Le procédé que comprend l'invention est caractérisé en ce qu'on distribue les vues successives d'une série de moments d'une action alternativement sur deux pellicules et en ce qu'on projette ces vues dans l'ordre de leur prise, en donnant à ces deux pellicules un mouvement saccadé tel qu'elles se déplacent alternativement, chacune devant une fenêtre d'un appareil de projection. Par suite de ce mouvement saccadé des pellicules, chaque vue demeure fixe pendant un moment et disparaît ensuite rapidement pour faire place à la suivante; le fait physiologique de la persistance des images sur la rétine du spectateur, joint au phénomène psychologique de l'illusion, produit la sensation du mouvement des figures qui apparaissent sur l'écran.

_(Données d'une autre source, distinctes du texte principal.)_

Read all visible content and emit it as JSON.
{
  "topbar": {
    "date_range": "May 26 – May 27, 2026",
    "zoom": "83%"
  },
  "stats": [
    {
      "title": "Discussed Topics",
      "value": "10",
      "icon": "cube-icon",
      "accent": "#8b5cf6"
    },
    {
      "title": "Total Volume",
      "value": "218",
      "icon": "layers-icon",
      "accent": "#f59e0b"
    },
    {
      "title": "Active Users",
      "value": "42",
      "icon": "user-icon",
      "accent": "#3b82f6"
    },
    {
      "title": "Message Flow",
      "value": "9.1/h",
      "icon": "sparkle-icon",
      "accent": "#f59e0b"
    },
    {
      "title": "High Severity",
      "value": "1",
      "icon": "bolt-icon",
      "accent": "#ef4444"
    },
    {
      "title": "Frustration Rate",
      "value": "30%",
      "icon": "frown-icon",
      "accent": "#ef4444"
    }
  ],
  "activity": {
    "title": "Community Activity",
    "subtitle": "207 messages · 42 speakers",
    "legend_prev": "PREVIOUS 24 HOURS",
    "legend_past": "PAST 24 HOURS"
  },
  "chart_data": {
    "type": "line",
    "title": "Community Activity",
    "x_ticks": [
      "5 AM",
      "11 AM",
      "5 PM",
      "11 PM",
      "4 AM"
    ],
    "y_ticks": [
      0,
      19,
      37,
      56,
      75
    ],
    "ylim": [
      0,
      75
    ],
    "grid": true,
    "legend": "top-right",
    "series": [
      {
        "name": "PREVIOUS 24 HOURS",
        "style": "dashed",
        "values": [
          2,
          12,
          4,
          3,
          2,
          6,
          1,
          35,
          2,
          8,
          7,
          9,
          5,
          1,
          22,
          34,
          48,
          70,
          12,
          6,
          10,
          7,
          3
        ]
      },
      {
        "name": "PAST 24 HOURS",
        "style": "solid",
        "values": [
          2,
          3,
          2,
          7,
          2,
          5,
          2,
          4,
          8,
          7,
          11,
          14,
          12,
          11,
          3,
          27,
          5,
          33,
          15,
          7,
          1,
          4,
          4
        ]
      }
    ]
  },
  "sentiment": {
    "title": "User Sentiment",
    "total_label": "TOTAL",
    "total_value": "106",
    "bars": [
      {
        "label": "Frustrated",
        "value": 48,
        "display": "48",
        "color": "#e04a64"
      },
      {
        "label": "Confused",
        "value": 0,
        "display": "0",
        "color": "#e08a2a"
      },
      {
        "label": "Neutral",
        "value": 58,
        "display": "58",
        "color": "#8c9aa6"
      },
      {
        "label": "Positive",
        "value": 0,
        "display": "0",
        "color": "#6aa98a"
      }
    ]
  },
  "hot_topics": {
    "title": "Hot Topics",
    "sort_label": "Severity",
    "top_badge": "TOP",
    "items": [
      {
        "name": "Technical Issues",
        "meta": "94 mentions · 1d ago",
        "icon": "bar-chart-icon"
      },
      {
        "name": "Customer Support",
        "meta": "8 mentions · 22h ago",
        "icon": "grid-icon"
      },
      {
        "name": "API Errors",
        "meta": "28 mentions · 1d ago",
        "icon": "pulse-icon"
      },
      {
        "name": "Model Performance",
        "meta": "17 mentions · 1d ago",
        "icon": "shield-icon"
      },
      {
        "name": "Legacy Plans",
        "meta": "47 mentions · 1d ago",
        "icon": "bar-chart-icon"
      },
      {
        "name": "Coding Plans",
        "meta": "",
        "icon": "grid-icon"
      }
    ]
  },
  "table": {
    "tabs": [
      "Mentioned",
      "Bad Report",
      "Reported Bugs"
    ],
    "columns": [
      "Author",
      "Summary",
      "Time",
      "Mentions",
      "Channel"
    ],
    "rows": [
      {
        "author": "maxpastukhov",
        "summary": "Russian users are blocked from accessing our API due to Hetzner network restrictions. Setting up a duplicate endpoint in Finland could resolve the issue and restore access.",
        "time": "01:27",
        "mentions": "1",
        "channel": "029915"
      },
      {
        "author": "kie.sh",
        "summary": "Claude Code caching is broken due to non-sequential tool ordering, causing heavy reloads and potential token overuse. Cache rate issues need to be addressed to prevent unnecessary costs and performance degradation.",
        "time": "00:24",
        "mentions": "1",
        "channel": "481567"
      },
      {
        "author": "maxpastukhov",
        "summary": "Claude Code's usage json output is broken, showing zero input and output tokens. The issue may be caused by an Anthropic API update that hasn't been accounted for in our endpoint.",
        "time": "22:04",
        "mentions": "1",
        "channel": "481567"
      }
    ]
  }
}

Une forme d'exécution de l'appareil de projection pour la mise en oeuvre du procédé est représentée schématiquement et à titre d'exemple aux dessins annexés.

La fig. 1 représente une vue dudit appareil en perspective, la fig. 2 montre, à plus petite échelle, l'ensemble de l'appareil; la fig. 3 représente un détail du mécanisme d'entraînement des pellicules; la fig. 4 montre comment sont distribuées les vues sur les deux pellicules; les fig. 5 et 6 montrent, à plus grande échelle, deux vues d'un autre détail.

Le procédé nécessite deux pellicules a et a' (fig. 4) qui peuvent être faites en un matériel transparent quelconque, tel que papier toile, papier parchemin, celluloïde, ou un autre matériel analogue, et qui présente la résistance convenable. Sur ces deux pellicules a et a' sont disposées, alternativement sur l'une et sur l'autre, les vues successives d'une scène de telle façon qu'une vue, continuation d'une vue antérieure de la même scène, sera différente de cette dernière, de façon que la continuité de la scène s'obtiendra en projetant alternativement une vue de chaque pellicule; par exemple, on projettera la vue 1, ensuite les vues 2, 3, 4, 5, 6, 7, et ainsi de suite. La disposition des vues sur les pellicules sera faite au moyen du dessin direct, de la photographie, de la gravure, de la photogravure ou de n'importe quel procédé graphique, en une ou plusieurs couleurs. Sur chaque pellicule, on a prévu un trou b entre deux vues consécutives, ces trous étant d'un millimètre, environ de largeur et étant placés transversalement mais coupés par leur milieu par la ligne longitudinale médiane de chaque pellicule.

Pour projeter les vues des pellicules, l'appareil comporte un projecteur non représenté, de construction usuelle.

L'appareil comporte encore une chambre de projection c disposée sur un supporte c. Dans la cloison postérieure d de cette chambre, à la moitié de sa hauteur environ (fig. 1 et 3, la fig. 3 montrant la face intérieure de cette cloison d), existent deux petites fenêtres e, l'une à côté de l'autre, ayant à peu près la dimension du carré d'une vue des pellicules. La face extérieure de la cloison d porte des guides f, f1', qui portent, à leurs extrémités supérieures, des ressorts lames f 2 servant à presser les pellicules contre la cloison d au-dessus des fenêtres e. Au-dessous de chaque fenêtre, la cloison d est munie d'une rainure verticale g.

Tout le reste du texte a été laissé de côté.